This study aims to identify signs of climate change and climate variability in Colombia and the River Amazon basin using long-term (more than 25 years long) series of rainfall, river discharge and temperature. For filtering pursposes the Empirical Mode Decomposition (EMD) is used, wherby any data series can be decomposed into a finite number of intrinsic mode functions (IMF) under the assumption that at any given time, the data can have many simple oscillatory modes of different frequencies coexisting in the signal and a residual that represents the general trend of the series over time. To determine if the tendency of the EMD residual is statistically significant, the Mann-Kendall test for autocorrelated data is use, and the magnitude of the trend is quantified by the Sen test. Results show that most long-term monthly river discharges series exhibit decreasing trends, whereas the minimum temperature series show increasing trends. Monthly rainfall series in Colombia and the Amazon River basin show a mixed patterns of increasing and decreasing trends.

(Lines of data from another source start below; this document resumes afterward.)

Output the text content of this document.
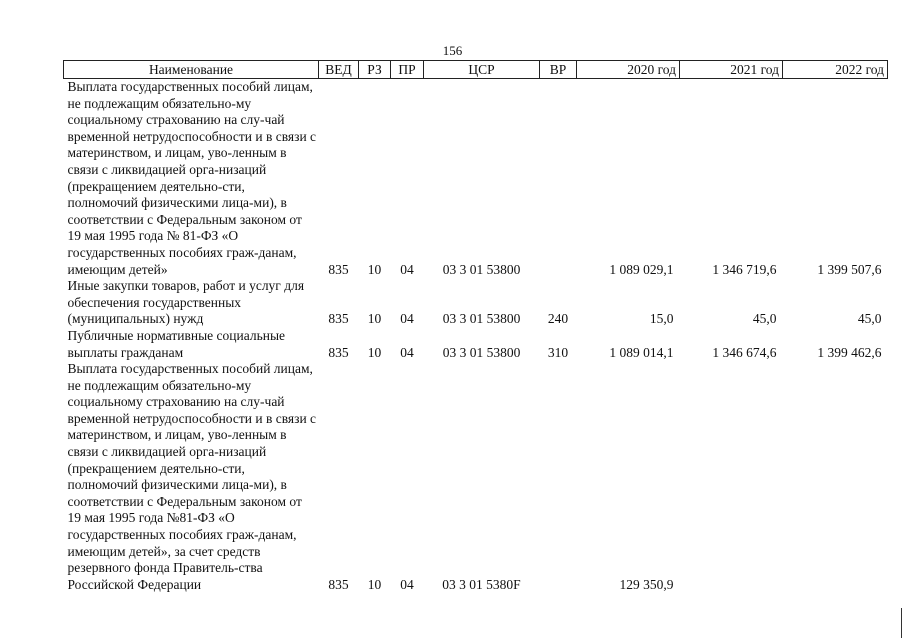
156
Наименование	ВЕД	РЗ	ПР	ЦСР	ВР	2020 год	2021 год	2022 год
Выплата государственных пособий лицам, не подлежащим обязательно-му социальному страхованию на слу-чай временной нетрудоспособности и в связи с материнством, и лицам, уво-ленным в связи с ликвидацией орга-низаций (прекращением деятельно-сти, полномочий физическими лица-ми), в соответствии с Федеральным законом от 19 мая 1995 года № 81-ФЗ «О государственных пособиях граж-данам, имеющим детей»	835	10	04	03 3 01 53800		1 089 029,1	1 346 719,6	1 399 507,6
Иные закупки товаров, работ и услуг для обеспечения государственных (муниципальных) нужд	835	10	04	03 3 01 53800	240	15,0	45,0	45,0
Публичные нормативные социальные выплаты гражданам	835	10	04	03 3 01 53800	310	1 089 014,1	1 346 674,6	1 399 462,6
Выплата государственных пособий лицам, не подлежащим обязательно-му социальному страхованию на слу-чай временной нетрудоспособности и в связи с материнством, и лицам, уво-ленным в связи с ликвидацией орга-низаций (прекращением деятельно-сти, полномочий физическими лица-ми), в соответствии с Федеральным законом от 19 мая 1995 года №81-ФЗ «О государственных пособиях граж-данам, имеющим детей», за счет средств резервного фонда Правитель-ства Российской Федерации	835	10	04	03 3 01 5380F		129 350,9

Keywords: Climate change; Colombia; Water resources; Empirical mode decomposition
Biography: Professor Germán Poveda, PhD. School of Geosciences and Environment, Universidad Nacional de Colombia at Medellin, Colombia. He has been selected as Lead Author of the Chapter on Central and South America for the 5th Assesment Report of the IPCC, due on 2014. He makes part of international scientific steering committees of the “Large Scale Atmosphere-Biosphere Experiment in Amazonia” (LBA) since 2001. and of the “Global Change and Human Health Programme” of the Earth System Science Partnership since 2009. He is member elected of the Colombian Academy of Sciences. He has been selected as a visiting fellow at CIRES (University of Colorado, USA), at the Center for Ecology and Hydrology (Wallingford, UK), and the National Center for Atmospheric Research (NCAR, USA).